Trades are however conducted real-time like live account trades. The currency quotations are also live. A demo account allows newbie traders to familiarize themselves with trading platform/software features as well as test their trading strategies. Traders can choose their initial deposit, trading preferences among many other custom options available with live accounts.
Although it’s not a must to open a practice account before opening a live account, it’s highly advisable to do so in an effort to gain the relevant skills and expertise required to execute live trades successfully. For instance, a demo account will help you test your strategy and understand the trading software in advance. These are very important factors to consider for successful trading.
2. Live account
In Forex trading, a live account is simply a Forex trading account with real money. A Forex trader is supposed to open a live account after testing their Forex strategies on a demo account for months (ideally 6-12 months). This should be the case since live accounts are risky accounts for traders who haven’t tested and proven their strategies. There are a number of live accounts classified according to lot size and account management. The main types of live accounts are discussed below:
a. Micro account
A micro account is live account that allows trading in micro-lots i.e. 1,000 units of currency. When trading with a live micro account, 1 pip is equivalent to $0.1. The main aim of opening a micro account is to learn how to trade live with minimum risk. Although a demo account can teach you how to trade effectively, trading with real money offers a more practical experience. Opening a micro account is therefore a great way to start trading live. A typical micro account can be opened with a $50-$100 deposit.
b. Mini account
A mini account is a live account that allows trading in 10,000 units of currency (mini-lots). When trading with a live mini account, 1 pip is equivalent to $1. A mini account is ideal for a trader who wants to increase their gains while trading live without exposing themselves to too much risk. The account is also idea for a trader with some more risk capital since a typical mini account requires a minimum initial deposit of $1,000.
c. Standard account
A standard account is a live account that requires trading with standard lots i.e. 100,000 units of currency. When trading with a live standard account, 1 pip is equivalent to $10. A standard account is ideal for experienced Forex traders who are in a position to take considerable risk while trading live. A typical standard account requires a minimum initial deposit of $10,000.
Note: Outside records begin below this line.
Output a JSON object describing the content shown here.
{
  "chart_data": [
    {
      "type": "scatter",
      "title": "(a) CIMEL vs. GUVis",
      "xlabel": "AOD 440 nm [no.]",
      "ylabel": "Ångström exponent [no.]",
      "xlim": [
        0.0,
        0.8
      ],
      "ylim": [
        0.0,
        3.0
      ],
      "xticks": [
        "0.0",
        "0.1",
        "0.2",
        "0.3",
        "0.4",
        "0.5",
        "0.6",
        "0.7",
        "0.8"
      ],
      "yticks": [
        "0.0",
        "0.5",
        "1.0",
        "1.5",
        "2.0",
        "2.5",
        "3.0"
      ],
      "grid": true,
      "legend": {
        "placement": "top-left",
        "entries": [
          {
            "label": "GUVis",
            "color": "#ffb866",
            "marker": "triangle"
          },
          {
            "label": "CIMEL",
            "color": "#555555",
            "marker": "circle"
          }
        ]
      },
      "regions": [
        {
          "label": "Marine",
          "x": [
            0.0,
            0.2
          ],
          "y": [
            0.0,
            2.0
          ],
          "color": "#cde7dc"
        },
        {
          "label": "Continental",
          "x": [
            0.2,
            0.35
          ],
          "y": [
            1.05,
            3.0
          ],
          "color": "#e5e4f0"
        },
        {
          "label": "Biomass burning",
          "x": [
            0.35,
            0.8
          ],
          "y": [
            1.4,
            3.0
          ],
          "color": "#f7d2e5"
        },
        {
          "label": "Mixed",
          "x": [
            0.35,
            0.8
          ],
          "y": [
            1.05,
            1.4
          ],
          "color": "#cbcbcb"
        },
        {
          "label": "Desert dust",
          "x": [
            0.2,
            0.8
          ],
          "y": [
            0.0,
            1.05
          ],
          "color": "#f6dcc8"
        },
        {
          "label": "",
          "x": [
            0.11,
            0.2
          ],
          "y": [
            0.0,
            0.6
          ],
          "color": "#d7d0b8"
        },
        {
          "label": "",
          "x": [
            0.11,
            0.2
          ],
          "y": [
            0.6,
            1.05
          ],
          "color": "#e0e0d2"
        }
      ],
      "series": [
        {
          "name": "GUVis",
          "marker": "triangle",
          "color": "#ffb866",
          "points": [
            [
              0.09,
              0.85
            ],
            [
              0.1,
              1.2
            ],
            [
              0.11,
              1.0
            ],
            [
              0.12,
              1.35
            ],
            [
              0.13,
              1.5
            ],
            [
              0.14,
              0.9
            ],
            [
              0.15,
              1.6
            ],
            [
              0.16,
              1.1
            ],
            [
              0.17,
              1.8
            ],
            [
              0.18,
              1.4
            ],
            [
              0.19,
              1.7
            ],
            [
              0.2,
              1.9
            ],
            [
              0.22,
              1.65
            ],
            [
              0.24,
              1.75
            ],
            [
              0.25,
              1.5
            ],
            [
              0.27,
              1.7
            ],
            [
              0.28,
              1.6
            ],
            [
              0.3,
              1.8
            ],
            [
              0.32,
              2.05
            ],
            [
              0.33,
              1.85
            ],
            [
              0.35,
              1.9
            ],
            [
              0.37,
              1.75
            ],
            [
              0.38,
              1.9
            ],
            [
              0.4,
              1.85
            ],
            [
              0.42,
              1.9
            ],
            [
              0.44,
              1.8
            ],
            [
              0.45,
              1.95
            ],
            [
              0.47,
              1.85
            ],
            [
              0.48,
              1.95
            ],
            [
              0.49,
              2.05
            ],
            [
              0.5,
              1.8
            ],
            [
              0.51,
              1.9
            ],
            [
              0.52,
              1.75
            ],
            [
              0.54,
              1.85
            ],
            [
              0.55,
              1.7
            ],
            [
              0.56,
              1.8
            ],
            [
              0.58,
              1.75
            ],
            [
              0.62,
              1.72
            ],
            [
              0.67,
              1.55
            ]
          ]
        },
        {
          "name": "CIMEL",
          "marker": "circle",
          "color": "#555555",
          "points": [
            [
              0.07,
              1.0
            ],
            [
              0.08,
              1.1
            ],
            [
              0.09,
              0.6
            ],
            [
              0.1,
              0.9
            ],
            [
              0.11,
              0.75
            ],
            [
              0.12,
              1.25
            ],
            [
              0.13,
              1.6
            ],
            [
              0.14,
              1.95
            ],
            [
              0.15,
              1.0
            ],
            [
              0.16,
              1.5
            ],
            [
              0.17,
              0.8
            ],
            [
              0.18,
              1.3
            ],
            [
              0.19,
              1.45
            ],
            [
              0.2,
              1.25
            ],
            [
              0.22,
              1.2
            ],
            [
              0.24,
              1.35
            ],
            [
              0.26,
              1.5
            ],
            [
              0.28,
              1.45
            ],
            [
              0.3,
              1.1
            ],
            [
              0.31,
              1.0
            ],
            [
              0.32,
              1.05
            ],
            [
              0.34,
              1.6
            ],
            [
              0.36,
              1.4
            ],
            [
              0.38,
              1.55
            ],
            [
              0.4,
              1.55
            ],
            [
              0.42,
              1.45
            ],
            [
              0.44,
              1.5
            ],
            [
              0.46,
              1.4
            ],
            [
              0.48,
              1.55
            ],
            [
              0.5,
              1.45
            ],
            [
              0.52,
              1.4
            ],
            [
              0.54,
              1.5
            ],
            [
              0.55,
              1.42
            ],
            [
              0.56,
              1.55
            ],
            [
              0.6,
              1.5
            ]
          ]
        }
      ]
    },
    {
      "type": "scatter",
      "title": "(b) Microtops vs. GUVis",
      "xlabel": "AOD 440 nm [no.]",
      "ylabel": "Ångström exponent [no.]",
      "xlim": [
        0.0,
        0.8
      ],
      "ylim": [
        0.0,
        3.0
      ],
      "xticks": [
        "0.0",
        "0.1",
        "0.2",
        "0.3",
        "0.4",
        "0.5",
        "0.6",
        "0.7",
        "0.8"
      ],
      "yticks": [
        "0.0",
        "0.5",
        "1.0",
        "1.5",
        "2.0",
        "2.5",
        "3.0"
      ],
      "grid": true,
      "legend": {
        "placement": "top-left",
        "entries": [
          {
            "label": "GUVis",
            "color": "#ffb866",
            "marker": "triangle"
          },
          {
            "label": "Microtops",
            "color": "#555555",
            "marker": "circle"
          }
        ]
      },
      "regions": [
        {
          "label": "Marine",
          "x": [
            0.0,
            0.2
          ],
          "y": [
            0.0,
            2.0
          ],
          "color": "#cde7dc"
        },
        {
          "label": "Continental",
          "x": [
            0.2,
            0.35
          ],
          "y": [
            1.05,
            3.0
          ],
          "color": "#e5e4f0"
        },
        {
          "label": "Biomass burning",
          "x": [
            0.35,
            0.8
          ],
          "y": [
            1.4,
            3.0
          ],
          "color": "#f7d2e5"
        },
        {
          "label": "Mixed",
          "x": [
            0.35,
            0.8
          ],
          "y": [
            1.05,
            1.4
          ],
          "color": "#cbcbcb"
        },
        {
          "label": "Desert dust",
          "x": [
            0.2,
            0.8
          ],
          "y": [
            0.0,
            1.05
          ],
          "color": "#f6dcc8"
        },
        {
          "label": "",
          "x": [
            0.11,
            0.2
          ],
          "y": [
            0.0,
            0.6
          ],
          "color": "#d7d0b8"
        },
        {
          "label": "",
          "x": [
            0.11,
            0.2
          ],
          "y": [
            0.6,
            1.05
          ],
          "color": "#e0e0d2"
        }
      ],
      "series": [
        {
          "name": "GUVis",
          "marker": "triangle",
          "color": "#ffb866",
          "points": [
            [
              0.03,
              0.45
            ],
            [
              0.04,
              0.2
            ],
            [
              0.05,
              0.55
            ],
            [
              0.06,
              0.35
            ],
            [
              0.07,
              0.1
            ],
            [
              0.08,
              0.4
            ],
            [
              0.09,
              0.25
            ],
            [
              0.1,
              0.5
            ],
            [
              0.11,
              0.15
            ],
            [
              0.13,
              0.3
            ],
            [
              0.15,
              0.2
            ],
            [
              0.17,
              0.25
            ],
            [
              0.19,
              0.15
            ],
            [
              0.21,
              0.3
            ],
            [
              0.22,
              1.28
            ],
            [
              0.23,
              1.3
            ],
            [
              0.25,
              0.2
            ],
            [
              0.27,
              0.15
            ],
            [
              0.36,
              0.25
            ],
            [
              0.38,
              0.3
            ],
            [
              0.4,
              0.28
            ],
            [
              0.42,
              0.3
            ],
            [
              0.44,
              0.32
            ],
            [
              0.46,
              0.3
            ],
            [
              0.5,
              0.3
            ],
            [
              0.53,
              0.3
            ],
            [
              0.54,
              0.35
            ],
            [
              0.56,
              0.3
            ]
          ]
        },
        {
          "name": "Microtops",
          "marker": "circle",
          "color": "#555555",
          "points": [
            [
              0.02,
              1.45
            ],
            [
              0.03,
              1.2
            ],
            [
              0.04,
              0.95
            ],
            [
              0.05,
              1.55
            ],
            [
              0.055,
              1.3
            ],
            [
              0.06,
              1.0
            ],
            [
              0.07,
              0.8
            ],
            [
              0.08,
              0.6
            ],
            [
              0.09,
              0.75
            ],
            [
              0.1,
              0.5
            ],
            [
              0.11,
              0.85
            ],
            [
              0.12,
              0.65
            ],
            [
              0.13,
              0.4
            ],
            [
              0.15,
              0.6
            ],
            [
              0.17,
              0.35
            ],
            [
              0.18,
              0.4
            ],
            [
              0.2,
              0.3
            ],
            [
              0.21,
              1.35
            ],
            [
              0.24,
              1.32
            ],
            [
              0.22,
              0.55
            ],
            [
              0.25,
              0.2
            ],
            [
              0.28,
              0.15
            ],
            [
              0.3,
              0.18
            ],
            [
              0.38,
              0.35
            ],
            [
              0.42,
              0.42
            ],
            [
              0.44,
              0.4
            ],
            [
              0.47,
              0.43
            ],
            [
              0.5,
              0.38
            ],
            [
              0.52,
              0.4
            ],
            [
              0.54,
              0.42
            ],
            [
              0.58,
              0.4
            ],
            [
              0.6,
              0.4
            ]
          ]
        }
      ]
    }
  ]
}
d. Managed trading account
As the name suggests, this is a special type of live trading account whereby trading is done on behalf of an account holder by a professional trader. Managed trading accounts are available to individuals who would like to profit from Forex trading but don’t have the time and/or expertise to trade live actively. In exchange for managed trading services, account holders pay a commission and/or a fee/s that have been agreed upon for operation of such an account. A managed trading account requires a considerably amount of capital i.e. above $10,000 in most cases. You don’t however need to spend your precious time and effort studying and assessing the Forex market. Your Forex broker assigns a professional trader to trade on your behalf.
The above information summarizes the main types of Forex trading accounts. It is however important to note that Forex accounts can differ from one broker to another. Although there may be other types of accounts assuming other names, Forex trading accounts revolve around the types of accounts discussed above.